Le «permis à points» est la dernière trouvaille du gouvernement ivoirien pour redorer l’image de son secteur routier réputé comme l’un des plus meurtriers du continent, mais surtout mettre au pas les chauffeurs qui font de l’indiscipline une règle de conduite.

A Abidjan, la capitale économique, en effet, mauvais stationnements provoquant ralentissements et bouchons, non respects des feux tricolores et des limitations de vitesse, viol du code de la route, etc., sont devenus des faits si fréquents qu’on y prête peu d’attention. Et des quartiers populaires comme Abobo et Adjamé détiennent la palme de l’indiscipline, en particulier dans les transports publics. Un indice? «Vous allez remarquer que presque tous les taxis communaux, les mini bus (communément appelés «Gbaka») ont en commun la carrosserie gravement cabossée», répondra-t-on dans la capitale, tant les accrochages sont monnaies courantes.

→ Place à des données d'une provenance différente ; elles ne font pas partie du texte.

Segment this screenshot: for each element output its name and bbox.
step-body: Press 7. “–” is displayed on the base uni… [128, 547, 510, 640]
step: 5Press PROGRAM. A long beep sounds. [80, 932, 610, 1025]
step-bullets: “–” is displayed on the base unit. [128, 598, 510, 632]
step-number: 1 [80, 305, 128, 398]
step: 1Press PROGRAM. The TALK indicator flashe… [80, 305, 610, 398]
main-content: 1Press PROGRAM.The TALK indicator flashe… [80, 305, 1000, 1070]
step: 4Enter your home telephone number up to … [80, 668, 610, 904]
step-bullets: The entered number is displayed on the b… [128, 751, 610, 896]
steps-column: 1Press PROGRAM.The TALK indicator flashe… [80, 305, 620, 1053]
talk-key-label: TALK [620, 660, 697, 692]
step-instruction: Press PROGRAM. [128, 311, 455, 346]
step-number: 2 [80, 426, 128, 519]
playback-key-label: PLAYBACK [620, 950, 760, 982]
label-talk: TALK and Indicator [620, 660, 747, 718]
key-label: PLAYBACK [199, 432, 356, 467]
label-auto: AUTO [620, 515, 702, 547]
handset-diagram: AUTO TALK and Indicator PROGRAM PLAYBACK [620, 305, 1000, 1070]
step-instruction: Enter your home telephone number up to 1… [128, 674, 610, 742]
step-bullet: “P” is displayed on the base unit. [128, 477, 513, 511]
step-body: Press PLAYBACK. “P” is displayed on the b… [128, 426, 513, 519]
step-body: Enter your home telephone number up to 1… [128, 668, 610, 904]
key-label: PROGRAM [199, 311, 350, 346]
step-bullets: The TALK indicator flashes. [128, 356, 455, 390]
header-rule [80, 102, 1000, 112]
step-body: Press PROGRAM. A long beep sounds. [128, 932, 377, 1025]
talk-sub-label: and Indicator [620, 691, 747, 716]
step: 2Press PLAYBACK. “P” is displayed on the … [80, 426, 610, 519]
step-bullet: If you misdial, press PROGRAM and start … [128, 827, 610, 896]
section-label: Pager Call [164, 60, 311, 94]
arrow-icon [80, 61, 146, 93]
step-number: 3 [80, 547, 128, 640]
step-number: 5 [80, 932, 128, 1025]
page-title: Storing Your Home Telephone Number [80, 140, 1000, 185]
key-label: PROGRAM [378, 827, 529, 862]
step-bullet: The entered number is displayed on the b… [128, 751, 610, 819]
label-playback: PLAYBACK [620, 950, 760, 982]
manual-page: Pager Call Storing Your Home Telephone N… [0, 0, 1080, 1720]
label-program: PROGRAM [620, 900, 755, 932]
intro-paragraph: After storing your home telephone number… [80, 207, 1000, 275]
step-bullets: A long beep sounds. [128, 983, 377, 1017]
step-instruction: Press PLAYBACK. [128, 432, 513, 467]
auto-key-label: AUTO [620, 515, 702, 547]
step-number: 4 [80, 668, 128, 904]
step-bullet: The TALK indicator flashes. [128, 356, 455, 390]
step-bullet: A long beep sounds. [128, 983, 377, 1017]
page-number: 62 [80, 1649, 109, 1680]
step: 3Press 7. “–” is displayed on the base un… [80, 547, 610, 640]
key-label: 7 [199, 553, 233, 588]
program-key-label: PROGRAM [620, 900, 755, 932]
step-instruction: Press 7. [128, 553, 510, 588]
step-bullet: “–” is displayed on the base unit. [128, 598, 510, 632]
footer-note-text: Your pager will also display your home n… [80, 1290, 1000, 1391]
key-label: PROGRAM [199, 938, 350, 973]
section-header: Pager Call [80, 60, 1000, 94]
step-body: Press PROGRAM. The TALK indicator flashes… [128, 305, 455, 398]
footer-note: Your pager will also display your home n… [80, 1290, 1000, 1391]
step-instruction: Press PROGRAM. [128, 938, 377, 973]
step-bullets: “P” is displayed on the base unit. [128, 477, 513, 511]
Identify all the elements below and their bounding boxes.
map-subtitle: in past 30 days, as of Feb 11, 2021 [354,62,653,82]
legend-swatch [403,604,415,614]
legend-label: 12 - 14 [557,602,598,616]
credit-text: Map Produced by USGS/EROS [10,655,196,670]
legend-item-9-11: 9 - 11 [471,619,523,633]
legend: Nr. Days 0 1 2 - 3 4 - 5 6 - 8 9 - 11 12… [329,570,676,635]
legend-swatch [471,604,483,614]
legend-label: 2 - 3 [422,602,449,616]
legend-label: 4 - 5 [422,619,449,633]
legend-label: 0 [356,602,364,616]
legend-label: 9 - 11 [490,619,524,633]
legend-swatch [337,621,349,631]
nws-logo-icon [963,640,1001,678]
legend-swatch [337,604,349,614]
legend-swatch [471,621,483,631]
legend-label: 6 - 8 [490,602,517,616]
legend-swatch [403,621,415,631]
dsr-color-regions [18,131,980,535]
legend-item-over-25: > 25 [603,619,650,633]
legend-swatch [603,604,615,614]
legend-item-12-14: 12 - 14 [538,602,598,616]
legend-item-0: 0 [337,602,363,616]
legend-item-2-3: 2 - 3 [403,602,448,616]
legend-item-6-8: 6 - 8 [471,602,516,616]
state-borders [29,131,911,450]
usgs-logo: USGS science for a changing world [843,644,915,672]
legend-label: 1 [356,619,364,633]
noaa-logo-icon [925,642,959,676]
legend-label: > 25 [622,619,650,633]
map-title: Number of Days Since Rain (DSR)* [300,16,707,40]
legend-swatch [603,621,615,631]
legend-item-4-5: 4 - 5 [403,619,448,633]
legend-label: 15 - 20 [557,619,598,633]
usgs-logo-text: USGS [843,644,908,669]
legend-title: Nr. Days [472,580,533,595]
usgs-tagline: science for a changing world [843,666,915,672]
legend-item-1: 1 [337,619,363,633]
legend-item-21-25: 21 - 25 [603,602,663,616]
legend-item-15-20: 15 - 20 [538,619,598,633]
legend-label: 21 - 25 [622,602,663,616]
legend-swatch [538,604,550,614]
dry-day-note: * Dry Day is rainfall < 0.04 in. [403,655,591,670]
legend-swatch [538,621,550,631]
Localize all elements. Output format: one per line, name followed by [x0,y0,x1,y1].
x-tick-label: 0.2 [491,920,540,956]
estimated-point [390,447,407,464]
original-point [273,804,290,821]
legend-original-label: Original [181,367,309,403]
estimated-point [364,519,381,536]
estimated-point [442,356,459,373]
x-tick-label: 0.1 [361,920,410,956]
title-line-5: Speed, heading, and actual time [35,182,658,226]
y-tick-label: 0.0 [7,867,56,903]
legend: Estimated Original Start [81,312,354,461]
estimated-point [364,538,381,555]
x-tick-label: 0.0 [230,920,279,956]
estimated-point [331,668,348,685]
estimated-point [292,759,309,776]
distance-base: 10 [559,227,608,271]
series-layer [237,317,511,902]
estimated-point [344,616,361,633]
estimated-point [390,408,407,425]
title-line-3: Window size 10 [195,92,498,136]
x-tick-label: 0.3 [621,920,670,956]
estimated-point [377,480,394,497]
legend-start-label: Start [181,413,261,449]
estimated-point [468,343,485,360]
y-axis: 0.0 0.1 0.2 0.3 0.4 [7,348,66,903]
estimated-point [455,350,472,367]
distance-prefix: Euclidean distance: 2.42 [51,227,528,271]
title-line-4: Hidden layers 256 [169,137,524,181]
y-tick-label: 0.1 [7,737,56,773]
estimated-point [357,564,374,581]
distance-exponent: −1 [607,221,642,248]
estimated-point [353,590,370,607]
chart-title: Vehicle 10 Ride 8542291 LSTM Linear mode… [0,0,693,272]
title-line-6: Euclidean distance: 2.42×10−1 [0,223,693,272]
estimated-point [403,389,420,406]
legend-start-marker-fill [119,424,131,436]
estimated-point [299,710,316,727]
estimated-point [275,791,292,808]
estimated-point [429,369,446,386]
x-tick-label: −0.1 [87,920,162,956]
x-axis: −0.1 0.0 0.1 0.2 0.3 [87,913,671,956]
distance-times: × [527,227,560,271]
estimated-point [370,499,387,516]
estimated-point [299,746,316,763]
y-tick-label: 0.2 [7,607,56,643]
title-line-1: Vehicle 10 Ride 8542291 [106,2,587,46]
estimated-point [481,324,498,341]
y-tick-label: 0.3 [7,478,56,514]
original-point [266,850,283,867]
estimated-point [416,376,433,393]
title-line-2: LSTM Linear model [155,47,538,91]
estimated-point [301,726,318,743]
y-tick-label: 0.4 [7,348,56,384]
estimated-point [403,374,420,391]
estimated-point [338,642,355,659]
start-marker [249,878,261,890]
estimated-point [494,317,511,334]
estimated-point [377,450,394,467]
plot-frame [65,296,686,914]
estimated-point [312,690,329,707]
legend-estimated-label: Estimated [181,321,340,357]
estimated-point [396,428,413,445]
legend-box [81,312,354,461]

«Un accident même mortel est rarement sanctionné par un retrait de permis, de sorte que les chauffeurs n’ont aucune retenue» croit savoir Yacouba Dembélé, fonctionnaire, habitué des fameux «gbaka» qui ont pour particularité vitesse, indiscipline et accidents fréquents.

«Le manque d’un système de sanction efficace pousse tout le monde à l’indiscipline comme par rouler sur le trottoir lors des embouteillages», renchérit un autre agent public.

Les régimes ivoiriens successifs ont eu beau jeu à se montrer menaçant sans pouvoir jamais changer les habitudes. Se faisant l’écho de fraudes sur le permis de conduire, une première réforme avait eu lieu en 2008 avec l’instauration du permis de conduire biométrique en format carte de crédit(en remplacement de celui à plusieurs volets), puis une seconde en 2014, toujours avec la promesse de rendre le document infalsifiable. Mais rien n’y fit : ni la mauvaise conduite, ni les soupçons de fraude n’ont totalement disparus.

En 2015, selon les chiffres de l’OSER, l’office de la sécurité routière, 10.632 accidents de circulations ont été enregistrés sur les routes ivoiriennes faisant 883 morts. Et le facteur humain est mis en cause dans 94% des cas.

Le gouvernement ivoirien n’a pas encore donné de détails sur les contours de son ultime solution destinée à rendre ses routes plus sûrs, laissant le champ à toute sorte d’interrogations : si le système de contravention (qui n’a en réalité généré que plus de corruption des agents des forces de l’ordre) n’a eu l’effet escompté, ce mécanisme suffira-t-il bouleverser les vieilles habitudes? La question reste posée en attendant la mise en œuvre effective du nouveau système.